Ainda aguardo pela apresentação do conceito do Coritiba como instituição, com missão, visão, valores e objetivos claros, com proposta de DNA no futebol coerente, com estabelecimento de metas reais de modernização e com todo o clube trabalhando em sintonia, buscando o mesmo norte. Enquanto isso não acontece – e ainda tenho esperanças de que aconteça – será só a mudança pela mudança.

Não uma mudança pelo Coritiba, mas uma mudança para agradar o mercado. É isso que queremos? Apenas agradar o mercado?

Para encerrar, não quero aqui parecer arrogante. Espero que não levem pro pessoal. Esta é uma crítica ao modelo, à forma, à postura e à mesmice. E também uma forma quase que desesperada de ver algo correto acontecer. Quero poder fazer parte de algo grandioso, e que milhões de outras pessoas façam parte deste algo. O caminho percorrido pela atual gestão – ainda que com quês de profissionalização em alguns setores – é muito parecido com o que está sendo percorrido desde a década de 90. O olhar não está expandido e o comodismo ainda é claro.

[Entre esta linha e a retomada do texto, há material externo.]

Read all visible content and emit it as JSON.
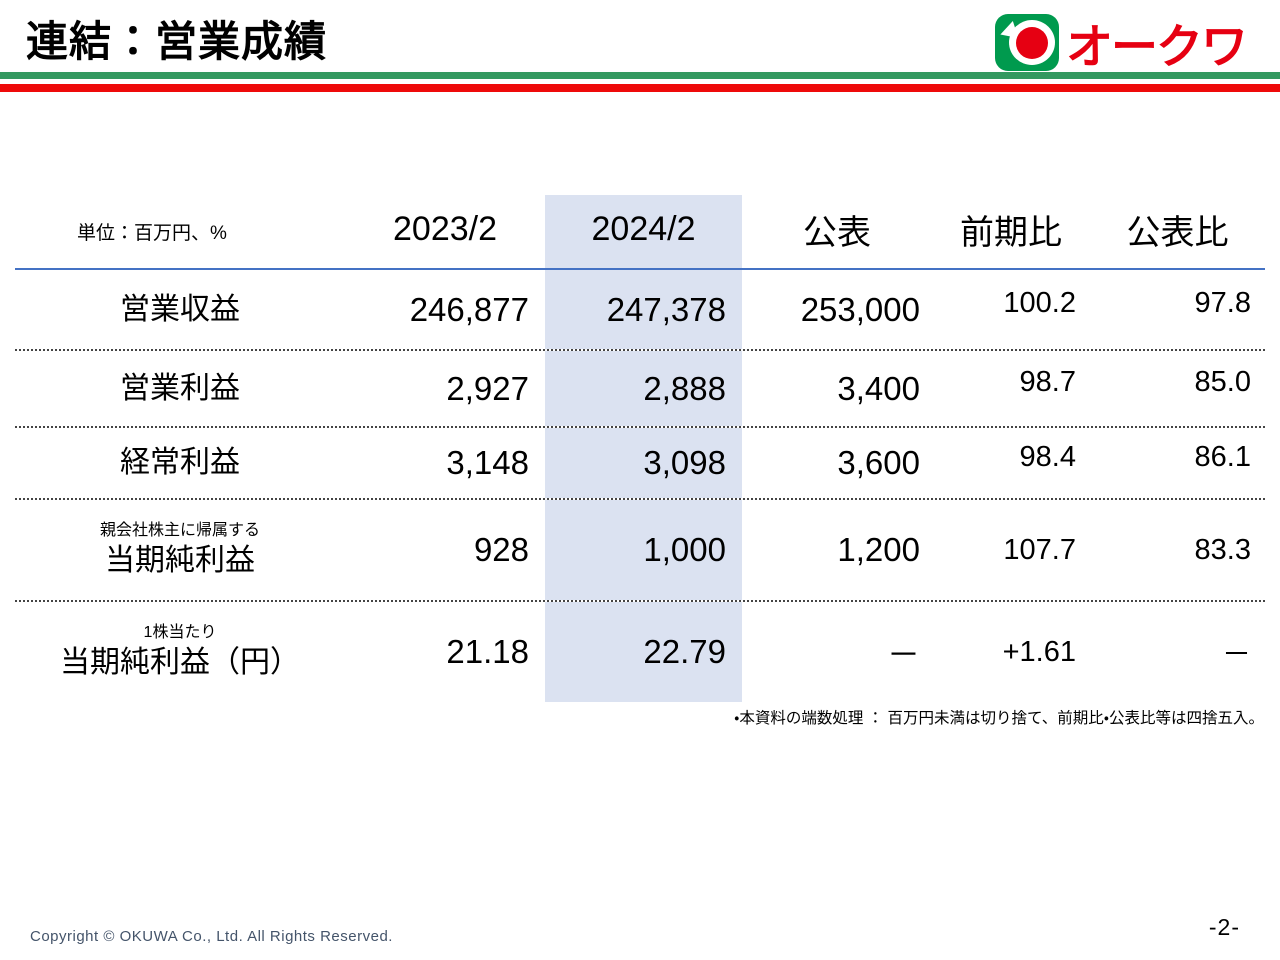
{
  "slide": {
    "title": "連結：営業成績",
    "logo_text": "オークワ",
    "footnote": "・本資料の端数処理 ： 百万円未満は切り捨て、前期比・公表比等は四捨五入。",
    "copyright": "Copyright © OKUWA Co., Ltd. All Rights Reserved.",
    "page_number": "-2-"
  },
  "table": {
    "unit_label": "単位：百万円、%",
    "columns": [
      "2023/2",
      "2024/2",
      "公表",
      "前期比",
      "公表比"
    ],
    "highlight_column": "2024/2",
    "rows": [
      {
        "label": "営業収益",
        "values": [
          "246,877",
          "247,378",
          "253,000",
          "100.2",
          "97.8"
        ]
      },
      {
        "label": "営業利益",
        "values": [
          "2,927",
          "2,888",
          "3,400",
          "98.7",
          "85.0"
        ]
      },
      {
        "label": "経常利益",
        "values": [
          "3,148",
          "3,098",
          "3,600",
          "98.4",
          "86.1"
        ]
      },
      {
        "label_small": "親会社株主に帰属する",
        "label": "当期純利益",
        "values": [
          "928",
          "1,000",
          "1,200",
          "107.7",
          "83.3"
        ]
      },
      {
        "label_small": "1株当たり",
        "label": "当期純利益（円）",
        "values": [
          "21.18",
          "22.79",
          "－",
          "+1.61",
          "－"
        ]
      }
    ]
  },
  "colors": {
    "brand_red": "#e60012",
    "brand_green": "#009a4e",
    "rule_green": "#339960",
    "rule_red": "#ee0a0a",
    "header_line_blue": "#4472c4",
    "highlight_column_bg": "#dbe2f1",
    "copyright_text": "#44546a"
  }
}
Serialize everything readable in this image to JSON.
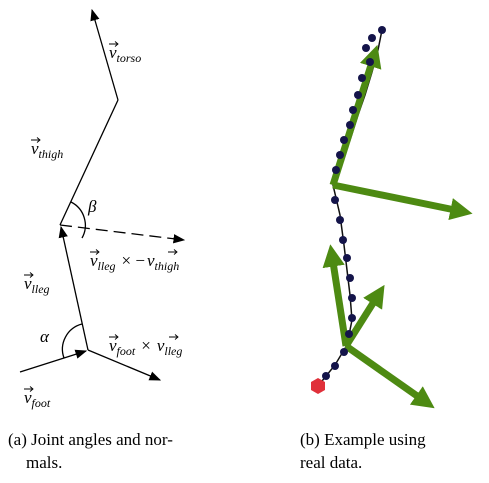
{
  "panel_a": {
    "labels": {
      "torso": {
        "symbol": "v",
        "sub": "torso"
      },
      "thigh": {
        "symbol": "v",
        "sub": "thigh"
      },
      "beta": "β",
      "knee_normal": {
        "left_symbol": "v",
        "left_sub": "lleg",
        "operator": "× −",
        "right_symbol": "v",
        "right_sub": "thigh"
      },
      "lleg": {
        "symbol": "v",
        "sub": "lleg"
      },
      "alpha": "α",
      "foot_normal": {
        "left_symbol": "v",
        "left_sub": "foot",
        "operator": "×",
        "right_symbol": "v",
        "right_sub": "lleg"
      },
      "foot": {
        "symbol": "v",
        "sub": "foot"
      }
    },
    "caption": [
      "(a) Joint angles and nor-",
      "mals."
    ]
  },
  "panel_b": {
    "caption": [
      "(b) Example using",
      "real data."
    ]
  }
}
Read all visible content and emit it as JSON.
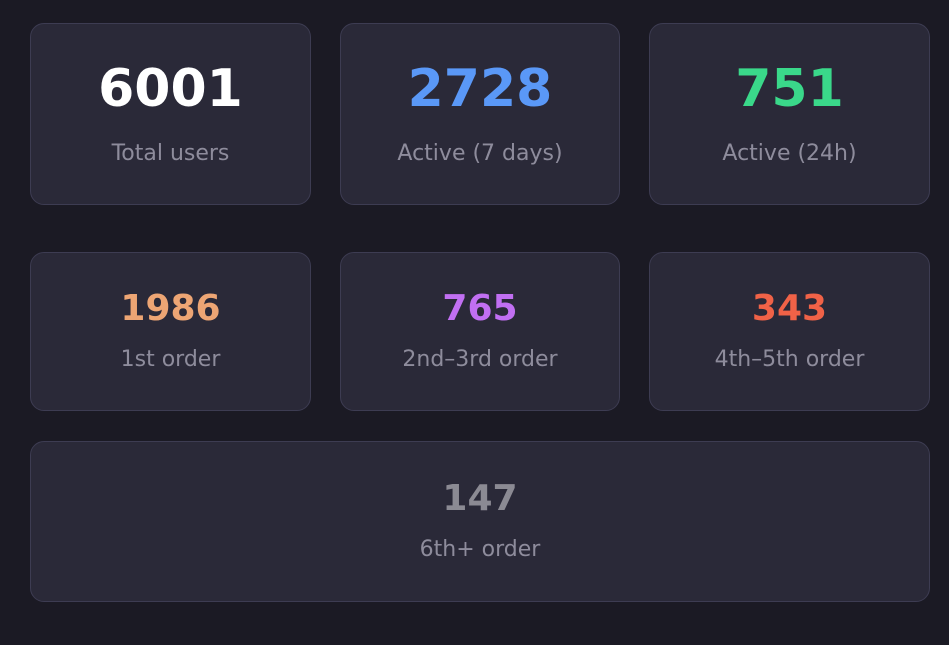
{
  "stats": {
    "total_users": {
      "value": "6001",
      "label": "Total users",
      "color": "#ffffff"
    },
    "active_7d": {
      "value": "2728",
      "label": "Active (7 days)",
      "color": "#5a98f7"
    },
    "active_24h": {
      "value": "751",
      "label": "Active (24h)",
      "color": "#3ad88a"
    }
  },
  "orders": {
    "first": {
      "value": "1986",
      "label": "1st order",
      "color": "#eda574"
    },
    "second_third": {
      "value": "765",
      "label": "2nd–3rd order",
      "color": "#c16ff2"
    },
    "fourth_fifth": {
      "value": "343",
      "label": "4th–5th order",
      "color": "#f06247"
    },
    "sixth_plus": {
      "value": "147",
      "label": "6th+ order",
      "color": "#8b8a93"
    }
  }
}
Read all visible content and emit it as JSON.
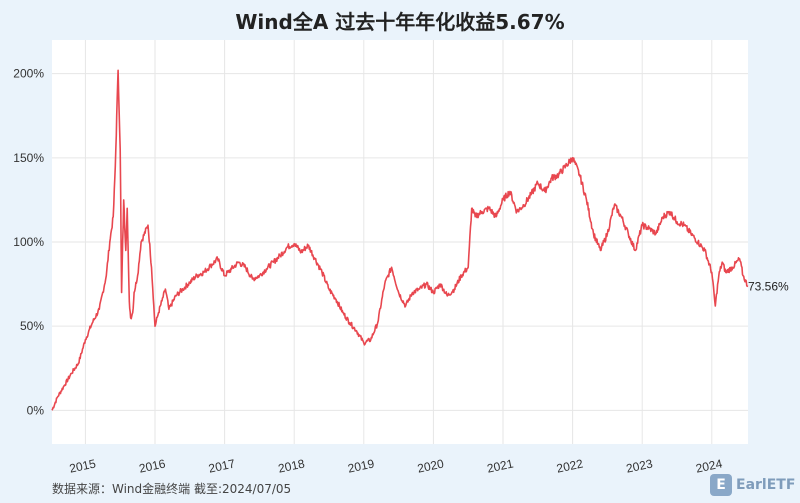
{
  "title": "Wind全A 过去十年年化收益5.67%",
  "footer": "数据来源：Wind金融终端 截至:2024/07/05",
  "logo": {
    "text": "EarlETF",
    "badge": "E"
  },
  "colors": {
    "line": "#e8474f",
    "background": "#eaf3fb",
    "plot": "#ffffff",
    "grid": "#e6e6e6"
  },
  "chart_data": {
    "type": "line",
    "title": "Wind全A 过去十年年化收益5.67%",
    "ylim": [
      -0.2,
      2.2
    ],
    "xlim": [
      2014.52,
      2024.52
    ],
    "y_ticks": [
      0,
      0.5,
      1.0,
      1.5,
      2.0
    ],
    "y_tick_labels": [
      "0%",
      "50%",
      "100%",
      "150%",
      "200%"
    ],
    "x_ticks": [
      2015,
      2016,
      2017,
      2018,
      2019,
      2020,
      2021,
      2022,
      2023,
      2024
    ],
    "x_tick_labels": [
      "2015",
      "2016",
      "2017",
      "2018",
      "2019",
      "2020",
      "2021",
      "2022",
      "2023",
      "2024"
    ],
    "end_label": "73.56%",
    "grid": true,
    "series": [
      {
        "x": [
          2014.52,
          2014.6,
          2014.7,
          2014.8,
          2014.9,
          2015.0,
          2015.1,
          2015.2,
          2015.3,
          2015.35,
          2015.4,
          2015.43,
          2015.45,
          2015.47,
          2015.5,
          2015.52,
          2015.55,
          2015.58,
          2015.6,
          2015.63,
          2015.65,
          2015.68,
          2015.7,
          2015.75,
          2015.8,
          2015.9,
          2015.95,
          2016.0,
          2016.05,
          2016.1,
          2016.15,
          2016.2,
          2016.3,
          2016.4,
          2016.5,
          2016.6,
          2016.7,
          2016.8,
          2016.9,
          2017.0,
          2017.1,
          2017.2,
          2017.3,
          2017.4,
          2017.5,
          2017.6,
          2017.7,
          2017.8,
          2017.9,
          2018.0,
          2018.1,
          2018.2,
          2018.3,
          2018.4,
          2018.5,
          2018.6,
          2018.7,
          2018.8,
          2018.9,
          2019.0,
          2019.1,
          2019.2,
          2019.3,
          2019.4,
          2019.5,
          2019.6,
          2019.7,
          2019.8,
          2019.9,
          2020.0,
          2020.1,
          2020.2,
          2020.3,
          2020.4,
          2020.5,
          2020.55,
          2020.6,
          2020.7,
          2020.8,
          2020.9,
          2021.0,
          2021.1,
          2021.2,
          2021.3,
          2021.4,
          2021.5,
          2021.6,
          2021.7,
          2021.8,
          2021.9,
          2022.0,
          2022.1,
          2022.2,
          2022.3,
          2022.4,
          2022.5,
          2022.6,
          2022.7,
          2022.8,
          2022.9,
          2023.0,
          2023.1,
          2023.2,
          2023.3,
          2023.4,
          2023.5,
          2023.6,
          2023.7,
          2023.8,
          2023.9,
          2024.0,
          2024.05,
          2024.1,
          2024.15,
          2024.2,
          2024.3,
          2024.4,
          2024.45,
          2024.52
        ],
        "y": [
          0.0,
          0.08,
          0.15,
          0.22,
          0.28,
          0.42,
          0.52,
          0.6,
          0.8,
          1.0,
          1.15,
          1.45,
          1.75,
          2.02,
          1.55,
          0.7,
          1.25,
          0.95,
          1.2,
          0.65,
          0.55,
          0.58,
          0.7,
          0.8,
          1.0,
          1.1,
          0.85,
          0.5,
          0.58,
          0.65,
          0.72,
          0.6,
          0.68,
          0.72,
          0.76,
          0.8,
          0.82,
          0.86,
          0.9,
          0.8,
          0.84,
          0.88,
          0.85,
          0.78,
          0.8,
          0.84,
          0.88,
          0.92,
          0.97,
          0.99,
          0.94,
          0.98,
          0.9,
          0.82,
          0.72,
          0.66,
          0.58,
          0.52,
          0.47,
          0.4,
          0.42,
          0.52,
          0.75,
          0.85,
          0.7,
          0.62,
          0.7,
          0.72,
          0.75,
          0.7,
          0.75,
          0.68,
          0.72,
          0.8,
          0.85,
          1.2,
          1.15,
          1.18,
          1.2,
          1.15,
          1.25,
          1.3,
          1.18,
          1.22,
          1.28,
          1.35,
          1.3,
          1.38,
          1.4,
          1.45,
          1.5,
          1.4,
          1.25,
          1.05,
          0.95,
          1.05,
          1.22,
          1.15,
          1.05,
          0.95,
          1.1,
          1.08,
          1.05,
          1.15,
          1.18,
          1.12,
          1.1,
          1.05,
          1.0,
          0.95,
          0.82,
          0.62,
          0.8,
          0.88,
          0.82,
          0.85,
          0.9,
          0.8,
          0.7356
        ]
      }
    ]
  }
}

Sem fazer com que a torcida se apaixone por um projeto vencedor cristalino do Coritiba (como queria e tentava Renato Follador), aviso: dificilmente uma votação como essa será vencida. O Coritiba precisa contagiar todo mundo, além até mesmo dos seus próprios torcedores, e não só uma pequena parcela de pessoas.

Eu sou a favor da mudança de escudo. Sempre fui! Só que essa mudança precisa estar contextualizada em algo maior para a instituição.